THE RULES OF ABSTRACTION:

In the course of my research, much of which relates to selection of legal and ethical decision rules, I’ve often pondered the meaning of the word “rule” itself. What does it actually mean to have a rule, or to be guided by one? The more I think about it, the more I think that a rule means a prescription for action that relies on an intermediate degree of abstraction. When rules become either too abstract or too situation-specific, they begin to lose their rule-like character.



Take the rules of etiquette. One rule is to say “Thank you” when someone gives you a gift or performs a service for you; another is to say “Please” when you wish someone to do something for you; and so on. Now, imagine if we replaced these rules with a single, highly abstract directive to just “Be polite.” That directive would not provide much useful guidance. Lacking more information, the decision-maker would have to decide for each and every interaction what would be a “polite” thing to do.
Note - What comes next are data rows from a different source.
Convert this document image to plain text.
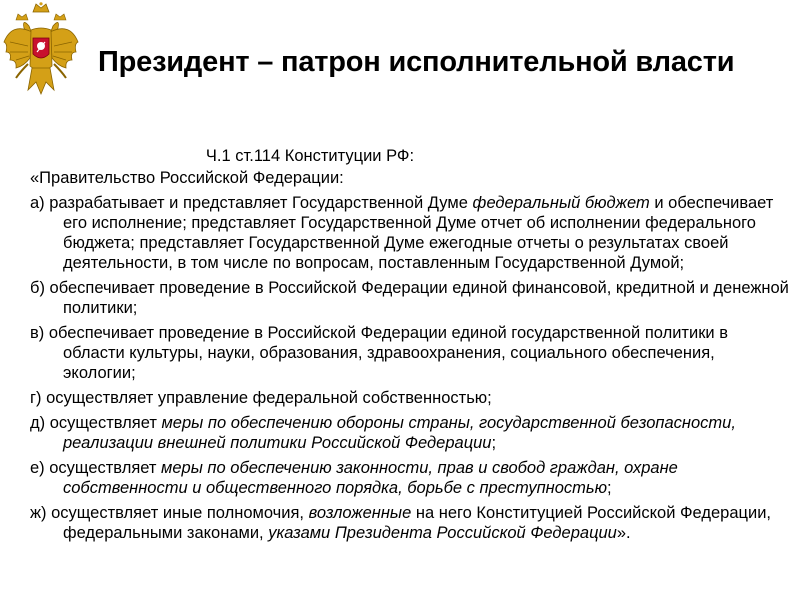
Президент – патрон исполнительной власти
Ч.1 ст.114 Конституции РФ:
«Правительство Российской Федерации:
а) разрабатывает и представляет Государственной Думе федеральный бюджет и обеспечивает его исполнение; представляет Государственной Думе отчет об исполнении федерального бюджета; представляет Государственной Думе ежегодные отчеты о результатах своей деятельности, в том числе по вопросам, поставленным Государственной Думой;
б) обеспечивает проведение в Российской Федерации единой финансовой, кредитной и денежной политики;
в) обеспечивает проведение в Российской Федерации единой государственной политики в области культуры, науки, образования, здравоохранения, социального обеспечения, экологии;
г) осуществляет управление федеральной собственностью;
д) осуществляет меры по обеспечению обороны страны, государственной безопасности, реализации внешней политики Российской Федерации;
е) осуществляет меры по обеспечению законности, прав и свобод граждан, охране собственности и общественного порядка, борьбе с преступностью;
ж) осуществляет иные полномочия, возложенные на него Конституцией Российской Федерации, федеральными законами, указами Президента Российской Федерации».
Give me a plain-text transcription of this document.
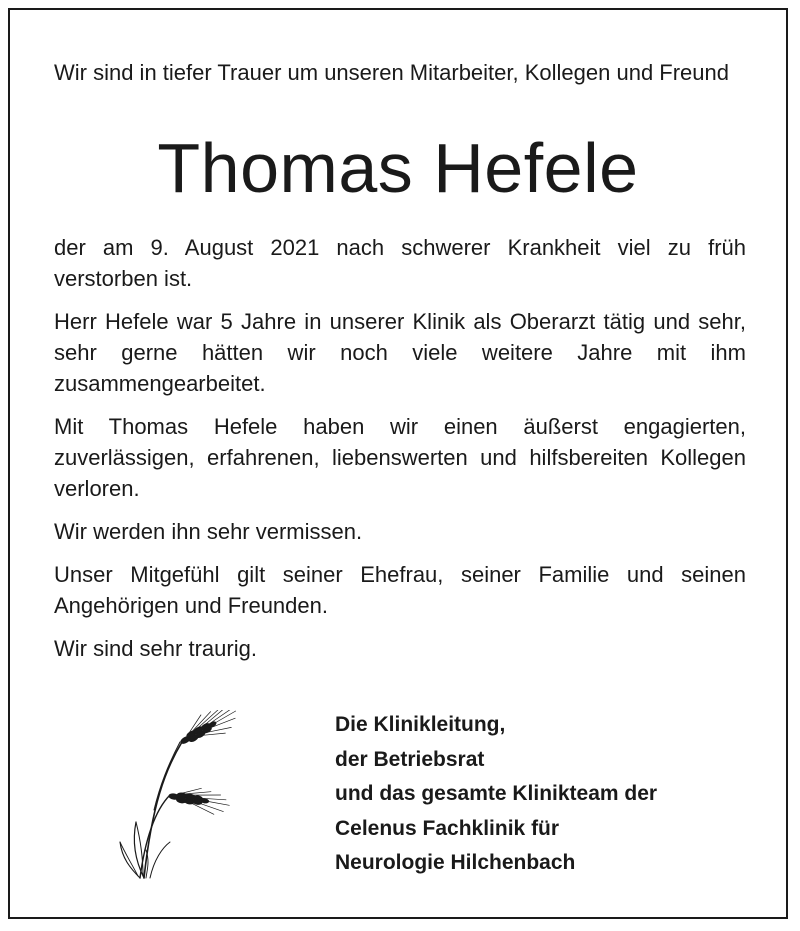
Wir sind in tiefer Trauer um unseren Mitarbeiter, Kollegen und Freund

Thomas Hefele

der am 9. August 2021 nach schwerer Krankheit viel zu früh verstorben ist.

Herr Hefele war 5 Jahre in unserer Klinik als Oberarzt tätig und sehr, sehr gerne hätten wir noch viele weitere Jahre mit ihm zusammengearbeitet.

Mit Thomas Hefele haben wir einen äußerst engagierten, zuverlässigen, erfahrenen, liebenswerten und hilfsbereiten Kollegen verloren.

Wir werden ihn sehr vermissen.

Unser Mitgefühl gilt seiner Ehefrau, seiner Familie und seinen Angehörigen und Freunden.

Wir sind sehr traurig.

Die Klinikleitung,
der Betriebsrat
und das gesamte Klinikteam der
Celenus Fachklinik für
Neurologie Hilchenbach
On the other hand, what if we had a different prescription for every possible interaction? One directive for when someone passes the butter, another for when someone passes the salt, another for when someone holds open a door, another when someone holds the elevator, etc. The decision-maker’s problem would be very similar to that which he encountered under the “Be polite” rule. Any time he encountered a novel situation – and arguably, every situation is novel in at least some infinitesimal degree – he would have to decide the correct action, without much assurance that it’s correct. (Would it be okay for him to use the passing-the-butter response the first time someone passed him I-Can’t-Believe-It’s-Not-Butter?)



The actual rules of etiquette have an intermediate degree of abstraction, neither so broad as to include all situations, nor so narrow as to differ for each and every specific situation. They identify abstractly-defined types or kinds of situations.
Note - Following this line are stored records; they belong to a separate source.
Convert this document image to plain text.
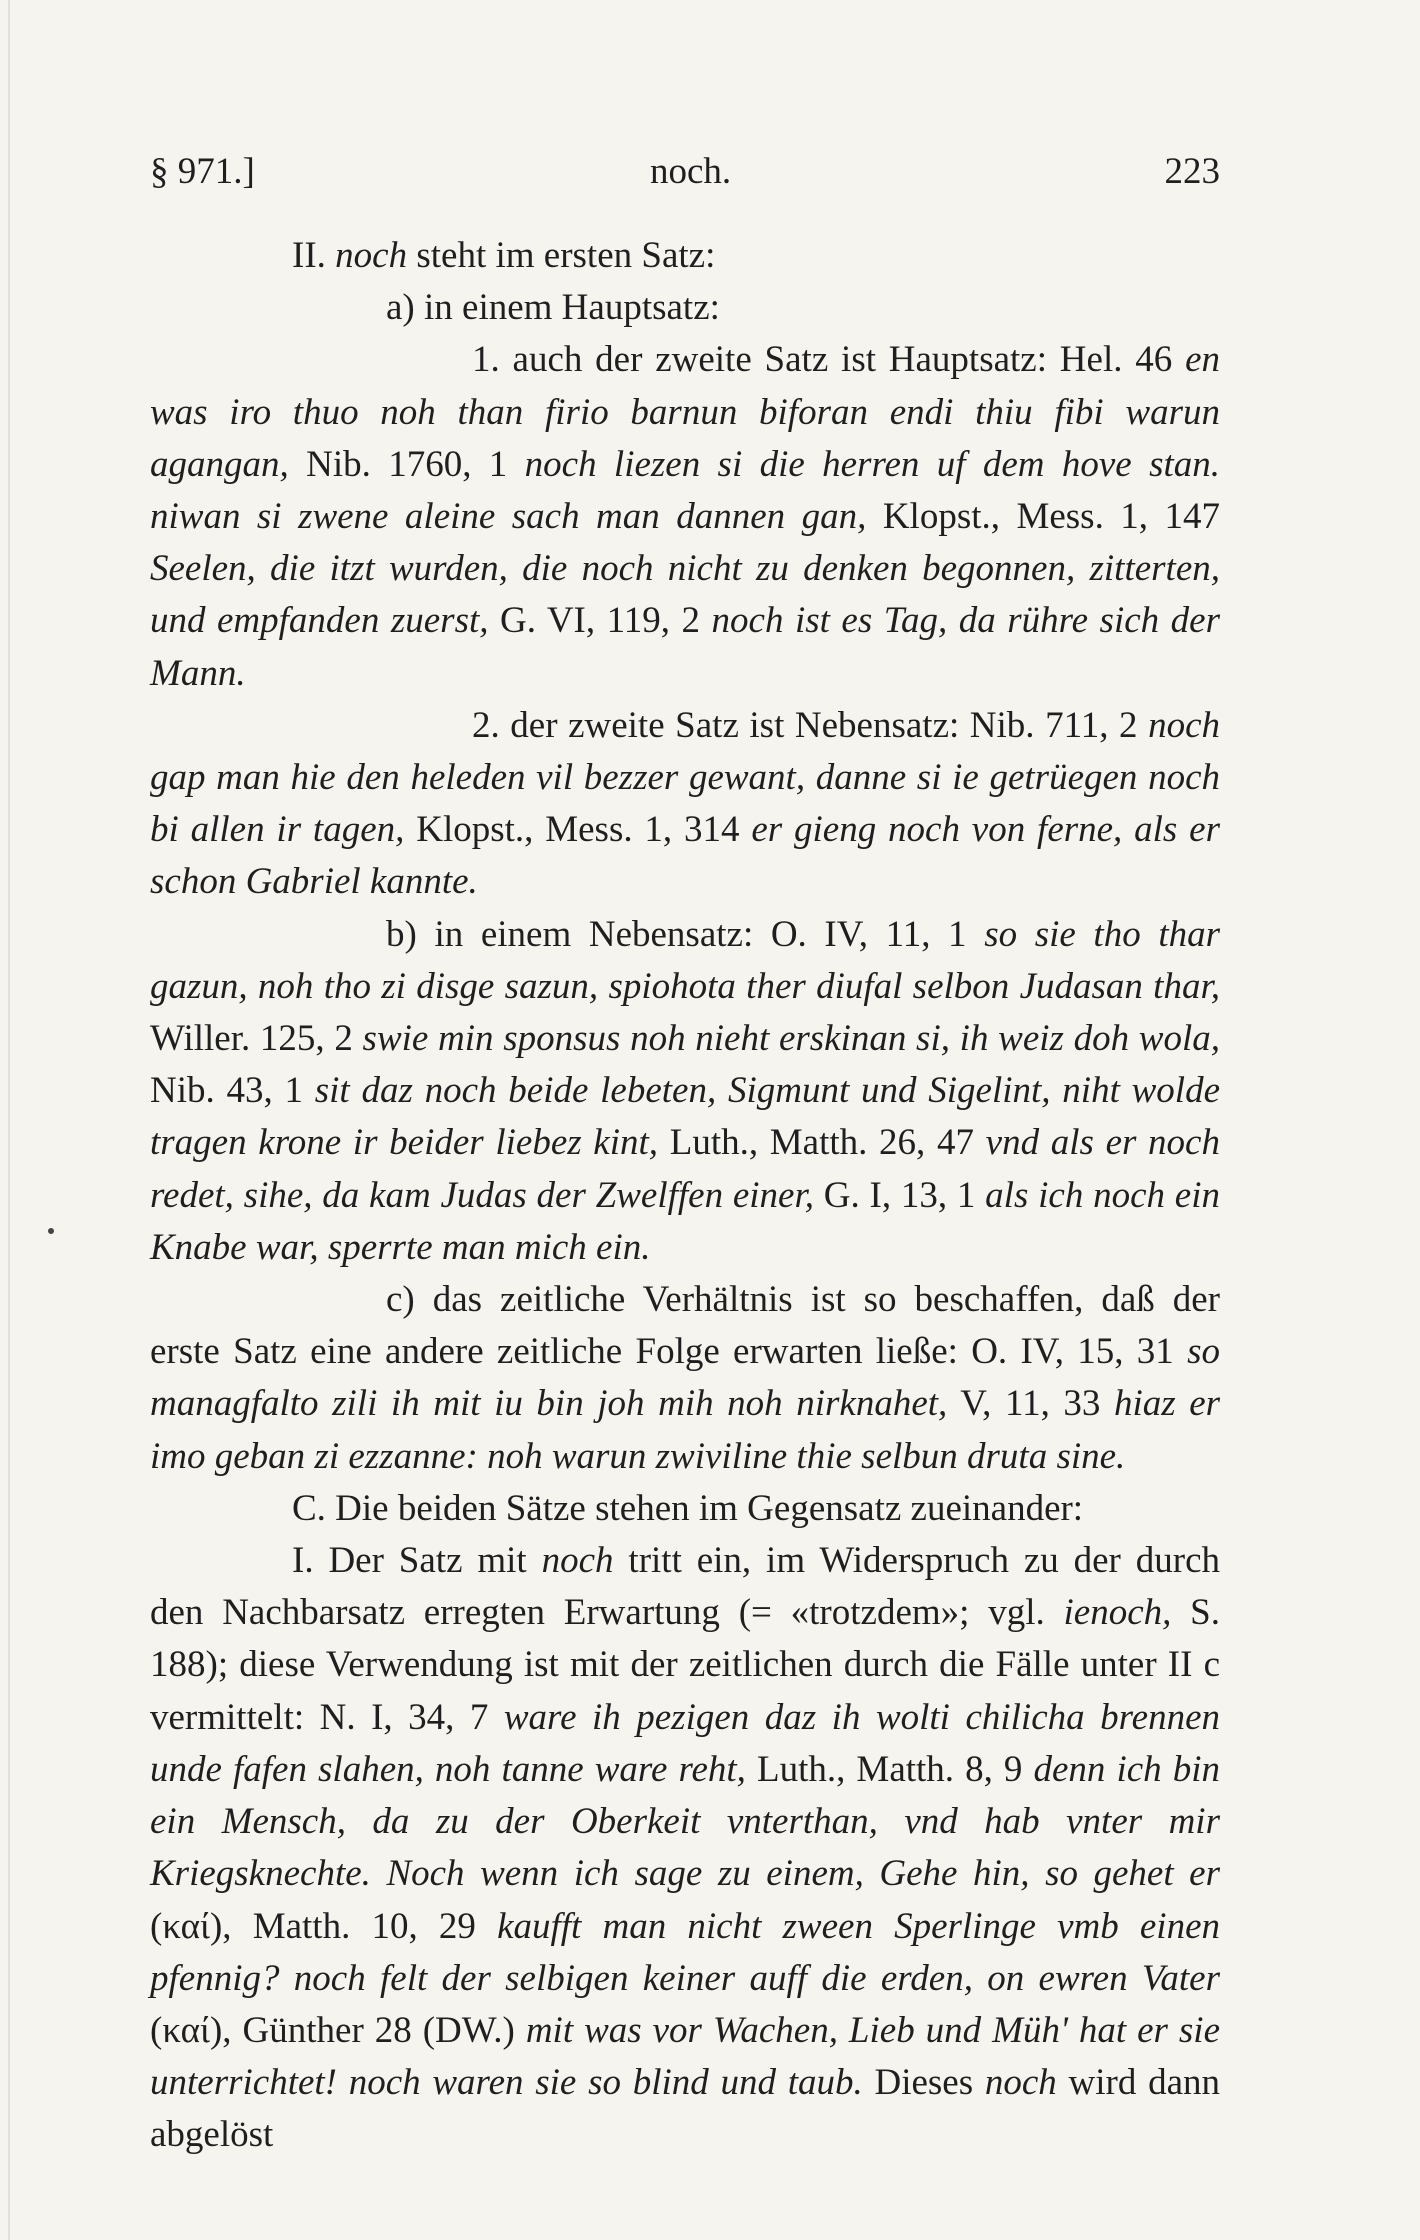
§ 971.]	noch.	223

II. noch steht im ersten Satz:

a) in einem Hauptsatz:

1. auch der zweite Satz ist Hauptsatz: Hel. 46 en was iro thuo noh than firio barnun biforan endi thiu fibi warun agangan, Nib. 1760, 1 noch liezen si die herren uf dem hove stan. niwan si zwene aleine sach man dannen gan, Klopst., Mess. 1, 147 Seelen, die itzt wurden, die noch nicht zu denken begonnen, zitterten, und empfanden zuerst, G. VI, 119, 2 noch ist es Tag, da rühre sich der Mann.

2. der zweite Satz ist Nebensatz: Nib. 711, 2 noch gap man hie den heleden vil bezzer gewant, danne si ie getrüegen noch bi allen ir tagen, Klopst., Mess. 1, 314 er gieng noch von ferne, als er schon Gabriel kannte.

b) in einem Nebensatz: O. IV, 11, 1 so sie tho thar gazun, noh tho zi disge sazun, spiohota ther diufal selbon Judasan thar, Willer. 125, 2 swie min sponsus noh nieht erskinan si, ih weiz doh wola, Nib. 43, 1 sit daz noch beide lebeten, Sigmunt und Sigelint, niht wolde tragen krone ir beider liebez kint, Luth., Matth. 26, 47 vnd als er noch redet, sihe, da kam Judas der Zwelffen einer, G. I, 13, 1 als ich noch ein Knabe war, sperrte man mich ein.

c) das zeitliche Verhältnis ist so beschaffen, daß der erste Satz eine andere zeitliche Folge erwarten ließe: O. IV, 15, 31 so managfalto zili ih mit iu bin joh mih noh nirknahet, V, 11, 33 hiaz er imo geban zi ezzanne: noh warun zwiviline thie selbun druta sine.

C. Die beiden Sätze stehen im Gegensatz zueinander:

I. Der Satz mit noch tritt ein, im Widerspruch zu der durch den Nachbarsatz erregten Erwartung (= «trotzdem»; vgl. ienoch, S. 188); diese Verwendung ist mit der zeitlichen durch die Fälle unter II c vermittelt: N. I, 34, 7 ware ih pezigen daz ih wolti chilicha brennen unde fafen slahen, noh tanne ware reht, Luth., Matth. 8, 9 denn ich bin ein Mensch, da zu der Oberkeit vnterthan, vnd hab vnter mir Kriegsknechte. Noch wenn ich sage zu einem, Gehe hin, so gehet er (καί), Matth. 10, 29 kaufft man nicht zween Sperlinge vmb einen pfennig? noch felt der selbigen keiner auff die erden, on ewren Vater (καί), Günther 28 (DW.) mit was vor Wachen, Lieb und Müh' hat er sie unterrichtet! noch waren sie so blind und taub. Dieses noch wird dann abgelöst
The same analysis applies to legal rules. A rule of tort liability that said “Do the right thing” or “Be careful” would not be terribly helpful, unless the decision-maker had some idea of what other people think is right in more narrowly defined types of situation. But if the categories were too narrow, depending too much on the particular characteristics of the particular situation, the decision-maker’s dilemma would be the same. A more useful rule of tort liability tells the decision-maker how to act in situations with an intermediate degree of abstraction; e.g., “Always yield to cars already on the freeway when merging.”



I surmise that my definition of rule-ness could be applied to the rules of virtually every area of human interaction: the rules of language, the rules of ethics, the rules of games, etc.



One implication of my position is that many so-called rules of law, such as the ubiquitous “balancing rules” and “reasonable man” tests, are not very rule-like at all. They are standards, which have a higher degree of abstraction than rules. Standards can be useful in choosing rules, and in dealing with novel situations that arise in the “cracks” between rules. But they can also create considerable uncertainty if allowed to substitute for, rather than supplement, rules with an intermediate degree of abstraction. A similar problem afflicts case-by-case decision-making, which errs on the side of too little abstraction instead of too much.



I realize that I’m shifting between a descriptive notion of rules (what we mean by the term “rule”) and a normative notion (what rules should be like). But I happen to think the entities we call rules usually do have this characteristic of intermediate abstraction, despite some exceptions. If we sometimes apply the word rule to entities that are highly abstract or highly specific, it is because abstraction and specificity are separated by a gradient, not a sharp line.